In November 2020, the Dinos won their first Korean Series championship, four games to two games over the Doosan Bears. This followed the team's first regular season championship, in which the Dinos finished the 2020 regular season in first place for the first time in the team's history.

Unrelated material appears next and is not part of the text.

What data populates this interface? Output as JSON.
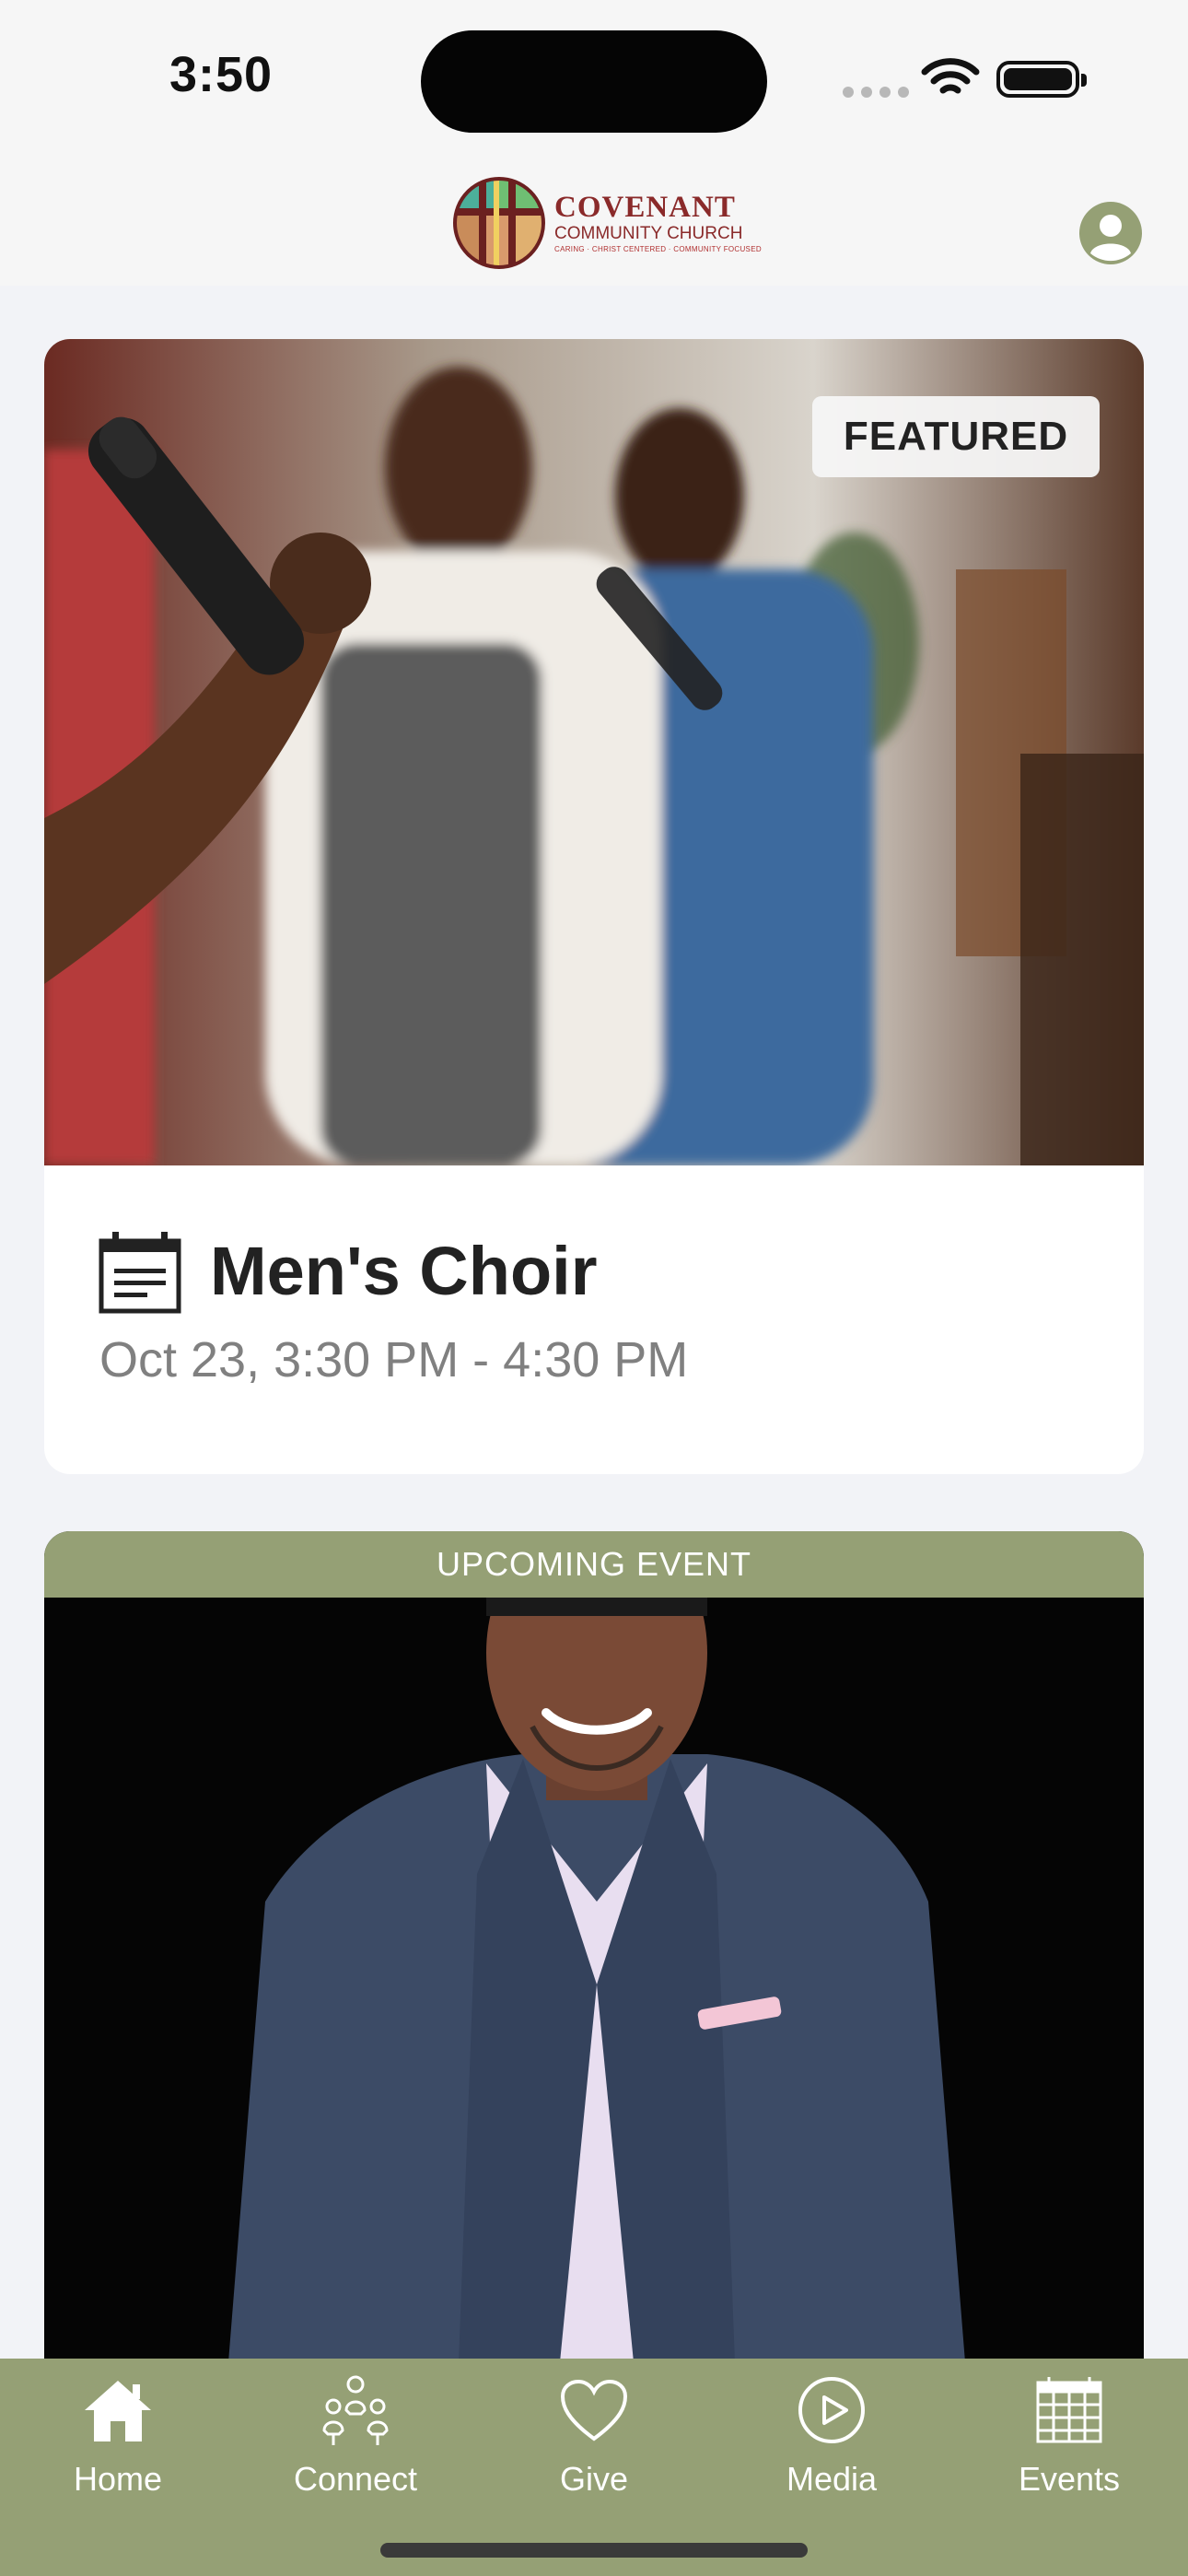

== Season-by-season records ==

| Year | Stadium | Rank | Regular season |  |  |  |  |  |  |  |  | Postseason | Awards |
| Standings | Games | Wins | Losses | Draws | Win% | BA | HR | ERA |
| 2013 | Masan Baseball Stadium | 7/9 | 7/9 | 128 | 52 | 72 | 4 | .419 | .244 | 86 | 3.96 | Did not qualify | Lee Jae-hak (ROTY) |
| 2014 | 3/9 | 3/9 | 128 | 70 | 57 | 1 | .551 | .282 | 143 | 4.29 | Lost semi-playoff vs. LG Twins (1–3) | Park Min-woo (ROTY) |
| 2015 | 3/10 | 2/10 | 144 | 84 | 57 | 3 | .596 | .289 | 161 | 4.26 | Lost playoff vs. Doosan Bears (2–3) | Eric Thames (MVP) |
| 2016 | 2/10 | 2/10 | 144 | 83 | 58 | 3 | .589 | .291 | 169 | 4.48 | Won playoff vs. LG Twins (3–1) Lost Korean Series vs. Doosan Bears (0–4) |  |
| 2017 | 4/10 | 4/10 | 144 | 79 | 62 | 3 | .560 | .293 | 149 | 4.71 | Won wild card vs. SK Wyverns (1–0) Won semi-playoff vs. Lotte Giants (3–2) Lost playoff vs. Doosan Bears (1–3) |  |
| 2018 | 10/10 | 10/10 | 144 | 58 | 85 | 1 | .406 | .261 | 143 | 5.48 | Did not qualify |  |
| 2019 | Changwon NC Park | 5/10 | 5/10 | 144 | 73 | 69 | 2 | .514 | .278 | 128 | 4.01 | Lost wild card vs. LG Twins (0–1) |  |
| 2020 | 1/10 | 1/10 | 144 | 83 | 55 | 6 | .601 | .291 | 187 | 4.58 | Won Korean Series vs. Doosan Bears (4–2) |  |
| 2021 | 7/10 | 7/10 | 144 | 67 | 68 | 9 | .496 | .261 | 170 | 4.54 | Did not qualify |  |
| 2022 | 6/10 | 6/10 | 144 | 67 | 74 | 3 | .475 | .257 | 105 | 3.90 | Did not qualify |  |
| 2023 | 4/10 | 4/10 | 144 | 75 | 67 | 2 | .528 | .270 | 98 | 3.83 | Won wild card vs. Doosan Bears (1–0) Won semi-playoff vs. SSG Landers (3–0) Lost playoff vs. KT Wiz (2–3) | Erick Fedde (MVP) |
| 2024 | 9/10 | 9/10 | 144 | 61 | 81 | 2 | .430 | .274 | 172 | 5.00 | Did not qualify |  |
| 2025 | 5/10 | 5/10 | 144 | 71 | 67 | 6 | .514 | .260 | 128 | 4.82 | Lost wild card vs. Samsung Lions (1–1) |  |

== Managers ==
- Kim Kyung-moon (2012–2018)
- You Young-jun (2018) (caretaker)
- Lee Dong-wook (2019–2022)
- Kang In-kwon (2022–2024)
- Lee Ho-joon (2024–present)

==Mascot==
The NC Dinos have two mascots. Sseri is a green Brontosaurus that wears a necklace and has affectionately been nicknamed "Swole Daddy" by SB Nation. The Dinos' other mascot, Dandi, is a blue Tyrannosaurus.